[Athen] Accessible Cryptography for a Blind Student?

Robert Beach rbeach at KCKCC.EDU
Fri May 9 05:54:22 PDT 2014


If they know grade 1 braille, this should be fairly easy to produce, if you have braille production equipment. If not, you can send it out. Maybe a local transcriber would be a good idea since there probably won’t be much.


Robert Lee Beach
Assistive Technology Specialist
Kansas City Kansas Community College
7250 State Avenue
Kansas City, KS 66112
913-288-7671
rbeach at kckcc.edu

From: athen-list [mailto:athen-list-bounces at mailman13.u.washington.edu] On Behalf Of Alexa Schriempf
Sent: Thursday, May 08, 2014 6:15 PM
To: Access Technology Higher Education Network
Subject: [Athen] Accessible Cryptography for a Blind Student?


Dear ATHENites:

A math instructor who will have a blind student (JAWS user, Word Doc, IE and Firefox, and some but not fluent Braille) in her course this summer has wisely anticipated the following access challenge:

"I'm planning to have most of the course focus on number theory and combinatorics, which are both very arithmetic subjects.
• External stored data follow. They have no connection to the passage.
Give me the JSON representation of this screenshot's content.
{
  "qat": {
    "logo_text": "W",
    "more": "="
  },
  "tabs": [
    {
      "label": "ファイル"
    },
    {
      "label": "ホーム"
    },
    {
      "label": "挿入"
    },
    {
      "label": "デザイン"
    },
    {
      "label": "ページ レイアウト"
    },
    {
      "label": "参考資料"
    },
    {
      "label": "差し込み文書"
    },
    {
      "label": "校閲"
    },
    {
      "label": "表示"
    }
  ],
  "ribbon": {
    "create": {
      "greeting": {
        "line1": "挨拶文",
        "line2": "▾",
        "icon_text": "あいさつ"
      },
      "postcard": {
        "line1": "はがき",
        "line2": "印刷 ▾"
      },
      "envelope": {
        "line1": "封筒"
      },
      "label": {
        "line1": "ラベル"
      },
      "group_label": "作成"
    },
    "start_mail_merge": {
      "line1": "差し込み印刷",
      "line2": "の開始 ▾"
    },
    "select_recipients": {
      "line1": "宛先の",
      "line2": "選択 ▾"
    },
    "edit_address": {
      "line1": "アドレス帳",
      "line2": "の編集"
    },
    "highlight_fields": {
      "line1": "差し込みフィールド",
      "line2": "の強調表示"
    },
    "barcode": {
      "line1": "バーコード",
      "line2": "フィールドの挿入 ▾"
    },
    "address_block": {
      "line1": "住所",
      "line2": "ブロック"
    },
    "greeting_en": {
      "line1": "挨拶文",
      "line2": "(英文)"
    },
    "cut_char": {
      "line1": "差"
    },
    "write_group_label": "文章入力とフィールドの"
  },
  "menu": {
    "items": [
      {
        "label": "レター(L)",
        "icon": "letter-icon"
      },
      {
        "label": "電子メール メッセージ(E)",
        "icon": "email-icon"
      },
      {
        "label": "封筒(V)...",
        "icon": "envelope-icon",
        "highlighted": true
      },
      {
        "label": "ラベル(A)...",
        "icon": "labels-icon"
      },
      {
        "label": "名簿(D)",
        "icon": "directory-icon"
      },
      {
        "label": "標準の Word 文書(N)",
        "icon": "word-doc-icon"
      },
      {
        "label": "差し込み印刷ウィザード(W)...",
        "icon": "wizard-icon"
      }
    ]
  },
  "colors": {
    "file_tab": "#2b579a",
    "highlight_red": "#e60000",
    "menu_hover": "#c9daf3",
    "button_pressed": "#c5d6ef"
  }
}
I shouldn't need many pictures or diagrams. But I was hoping to spend a little bit of time on classical cryptology, and have students try their hands at code-breaking. Typically how this works is that I would write some message, encode it, and give the students the encoded message to decode. For example, if I were teaching substitution cyphers, I might give them the code:

KZ KG MIJIO'G ZHJ GQI UNPG SKOWGI, OHGQKOV MHWUF VIG FHOI.

which decode to IF IT WEREN'T FOR THE LAST MINUTE, NOTHING WOULD GET DONE. (K is substituted for I, Z for F, G for T, etc). Such problems are solved by noticing which letters or sequences of letters appear most often, and making guesses.

I'm wondering if you think there is a way to convert these problems into an accessible format. Reading the encoded message aloud would probably not be very helpful, although some braille alphabet equivalent might work. I'm hoping that this will be somehow feasible, because these types of problems are very engaging. The cryptology section would probably be at the end of the course, so we have time to figure it out. I just thought I would mention it now in case it is going to be difficult."

I have of course emailed the student to see what might work best for them but any suggestions from the list would be deeply appreciated!